On Monday I had occasion to be in the Commerce, Georgia, area right around shopping time at the Tanger Outlets so I stopped there to see if there were any long cold-weather dresses in my size. Everyone who knows me is probably wondering at this statement since for about the last thirty or forty years all I have worn is shirts, and khakis or jeans (on Spirit Day Fridays). If it didn’t go with New Balance tennis shoes, I wasn’t wearing it. But this past April 24 (my husband’s birthday) I had an emergency appendectomy and the experience changed my whole attitude about clothing.

 Now I want dresses that don’t squeeze anything below the shoulders. No tight waistbands, nothing that feels like a tourniquet constricting blood flow and breathing while causing immense pain. Summer dresses were easy to find. Long flowy dresses, sleeveless, yes, but I could put a light sweater over them and cover up my droopy arms. So I was good until it started getting cold.

I’ve shopped the Cumming area, the North Georgia Premium Outlets in Dawsonville, and North Point Mall. No luck. All the dresses for winter are short and sleeveless. Who thought that combination up? It’s going to be winter, for goodness sakes. Anyway, there I was at an unexplored shopping mecca.
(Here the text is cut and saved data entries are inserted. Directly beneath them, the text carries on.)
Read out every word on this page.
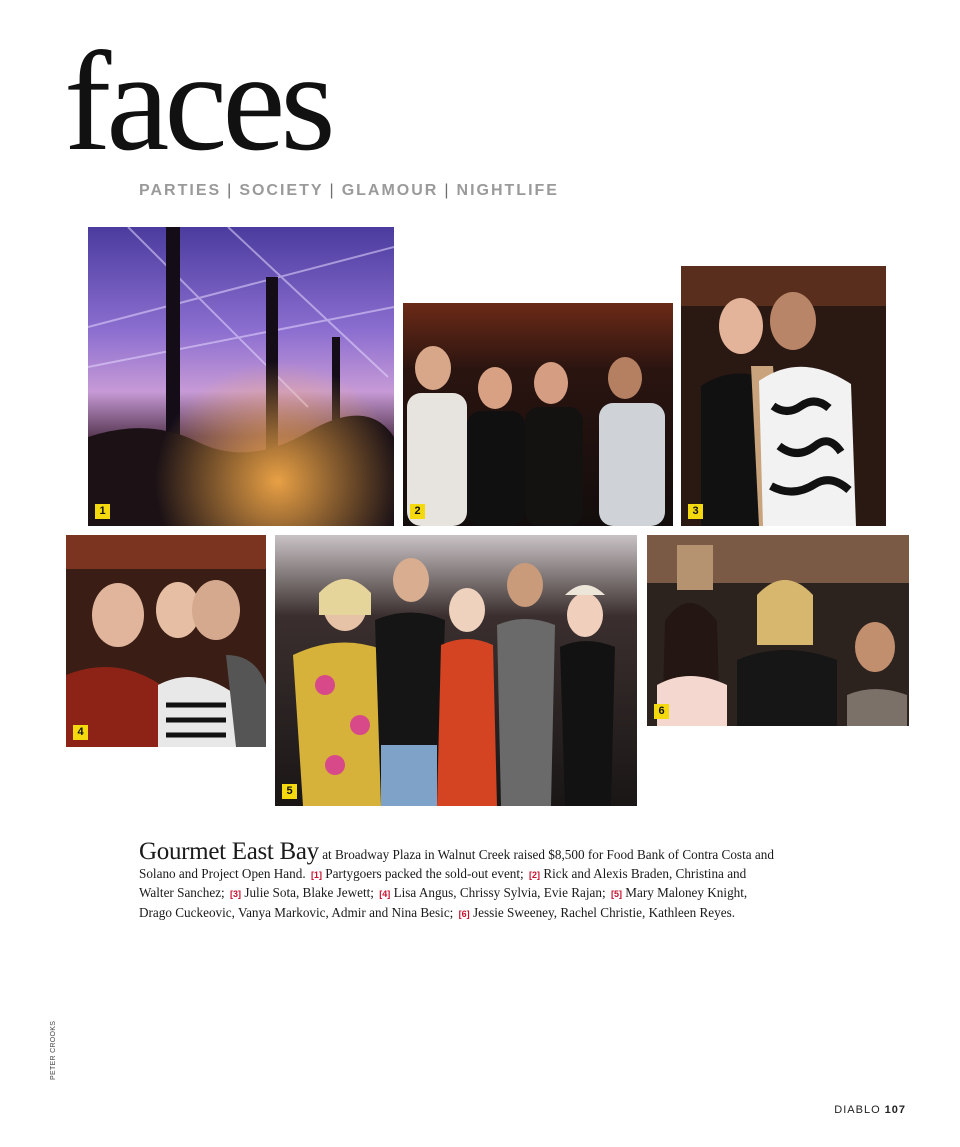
faces
PARTIES | SOCIETY | GLAMOUR | NIGHTLIFE
1	2	3
4
5
6
Gourmet East Bay at Broadway Plaza in Walnut Creek raised $8,500 for Food Bank of Contra Costa and Solano and Project Open Hand. [1] Partygoers packed the sold-out event; [2] Rick and Alexis Braden, Christina and Walter Sanchez; [3] Julie Sota, Blake Jewett; [4] Lisa Angus, Chrissy Sylvia, Evie Rajan; [5] Mary Maloney Knight, Drago Cuckeovic, Vanya Markovic, Admir and Nina Besic; [6] Jessie Sweeney, Rachel Christie, Kathleen Reyes.
PETER CROOKS
DIABLO 107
Perhaps I’d have better luck.

I went to nearly every shop: Eddie Bauer, Chicos, Coldwater Creek, Ann Taylor, Wrangler/Lee…you get it… with no better luck than in my own neck of the woods. Finally, I ended up at Dress Barn where there were some dress possibilities so I tried them on. Dresses 1-3 were too short and wouldn’t cover up my compression stockings (the appendectomy left me with a couple of blood clots so I have to wear these lovely old lady stockings for a while). Dress 4 was too tight and it had stripes that go around, not down—no short girl needs that. Dress 5 was long enough but cut too low.

 I gave up on dresses and figured I’d have to resort to sewing if I my clothes were to fit my criteria. However, as I was hanging up the rejects, I did discover some sweaters that work for me. First of all they were long sleeve cardigans. They weren’t those little short things that make you look like a snow woman and they didn’t have any jack-o-lanterns, reindeer with blinking noses, or other holiday paraphernalia (my daughter’s rule—she tries to keep me from making a complete fool of myself in the fashion department).  They didn’t have pockets, which would have been a definite plus, but price trumps pockets and they were buy one get one half off. I picked them up and headed to the check out counter.

 There I found a friendly young black lady with a wonderful smile. She gave me a card for future discounts and signed me up for their e-mail sales. She asked me my e-mail address and this is when I got into trouble. I stopped to think. Not that I didn’t know my e-mail address, I did, but I have two of them. One is for friends and family. The other is for businesses that insist on having every address you’ve had since you went to grammar school. So my short hesitation seemed like I was in the early stages of Alzheimer’s and I rushed to explain that I really knew my address. I told her it was like when I go to the doctor and have to remember to tell them my first name (Ethel) which I don’t use regularly (for obvious reasons) instead of my middle (Marie). We had a good laugh about how many times I have been embarrassed by that first name, but how now it is kind of funny and I get a lot of laughs out of it.

 As she was finishing up the sale and I was about to leave, I said that my name was so funny these days I was thinking about going on the road with it, I could do a whole comedy routine based on my name alone at bars and comedy clubs across the country. We laughed again as I was headed toward the door.

 “Yeah,” she yelled, “Hooters!”

“No,” I shouted back, “I’d have to wear the costumes.”

“You could pull it off!”  she replied as I pushed the exit door open.

I don’t quite know what she meant by that!